Salman Rushdie may not have survived if he published his controversial The Satanic Verses today, because the febrile world of the internet has made death threats commonplace, the author has said.
Rushdie, who was placed under a fatwa in 1989 in response to the book, said the web has made hostility grow "exponentially", with serious threats becoming "everyday".
Speaking at the Cheltenham Literature Festival, he said he would have less chance of surviving if he published the novel today thanks to the increased dangers.
He added he would still publish it, saying the world is not "so craven and cowardly" it would be impossible.
The novel, published in 1988, provoked fury within parts of the Muslim community which believed it was blasphemous and mocking their faith.
The book was banned and burned in places, with Rushdie placed under police protection for fear of assassination.
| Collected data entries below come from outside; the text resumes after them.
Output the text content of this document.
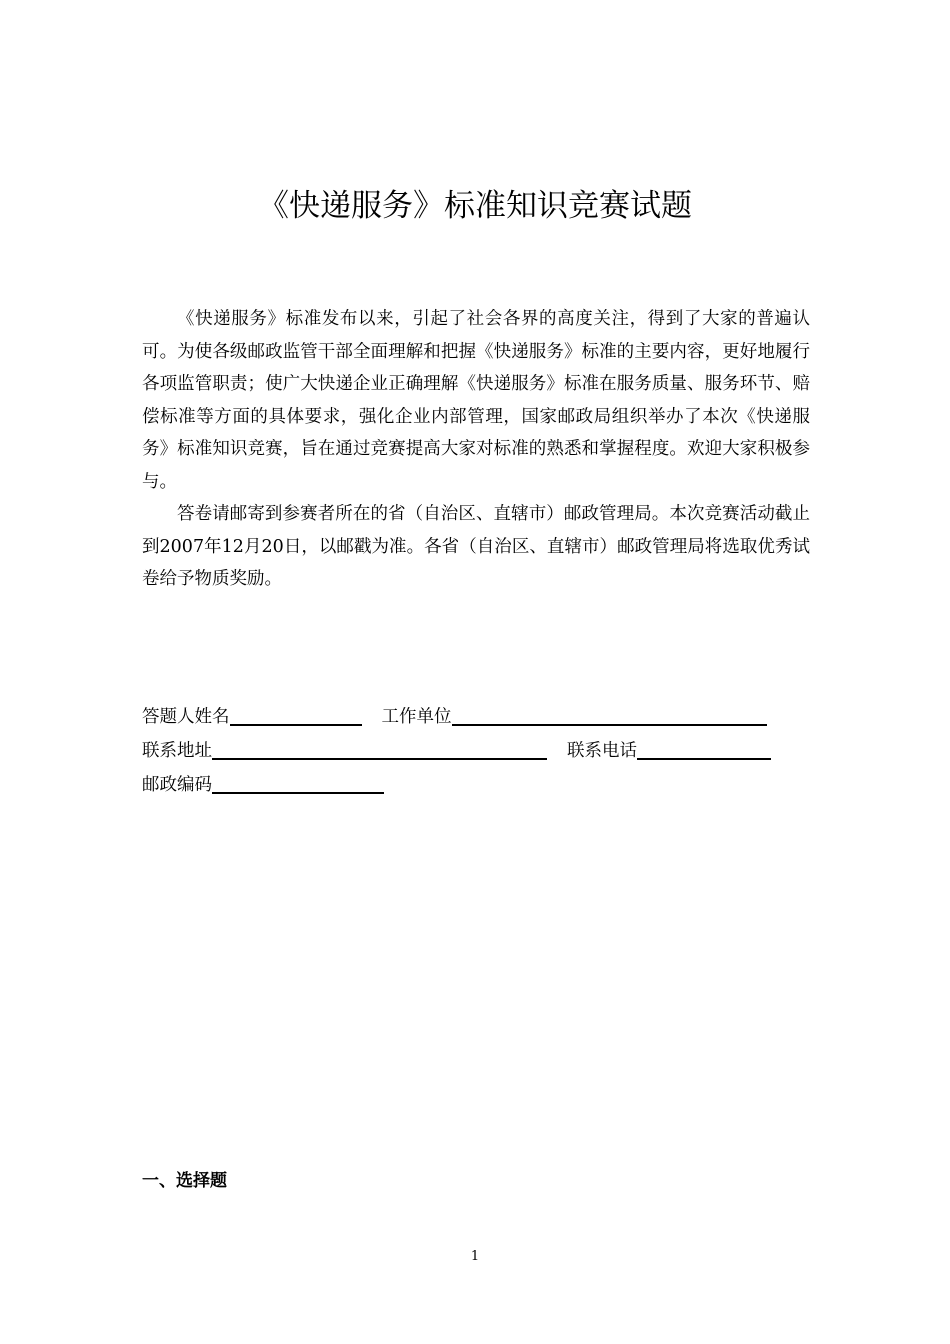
《快递服务》标准知识竞赛试题

《快递服务》标准发布以来，引起了社会各界的高度关注，得到了大家的普遍认可。为使各级邮政监管干部全面理解和把握《快递服务》标准的主要内容，更好地履行各项监管职责；使广大快递企业正确理解《快递服务》标准在服务质量、服务环节、赔偿标准等方面的具体要求，强化企业内部管理，国家邮政局组织举办了本次《快递服务》标准知识竞赛，旨在通过竞赛提高大家对标准的熟悉和掌握程度。欢迎大家积极参与。

答卷请邮寄到参赛者所在的省（自治区、直辖市）邮政管理局。本次竞赛活动截止到2007年12月20日，以邮戳为准。各省（自治区、直辖市）邮政管理局将选取优秀试卷给予物质奖励。

答题人姓名	工作单位
联系地址	联系电话
邮政编码
一、选择题
1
The Booker Prize-winning author has now said it is "fine" for people to dislike his books, but "not acceptable" to move to make threats.
He added it is becoming more frequent for people who "don't like something" to " immediately issue threats", saying: "It's become commonplace now."
"Back in the Stone Age of 1989 it was very unusual," he said. "One of the sad things about this quarter of a century is that something that was very unusual has become every day.
"It shows how far we have slipped."
When asked whether he would still publish his novel today, given the benefit of hindsight, Rushdie said: "I would have written it. I don't know that I would have survived.
"I hope we're not so craven and cowardly that we can't publish books anymore. But I think the level of danger would have been exponentially higher in the age of the internet.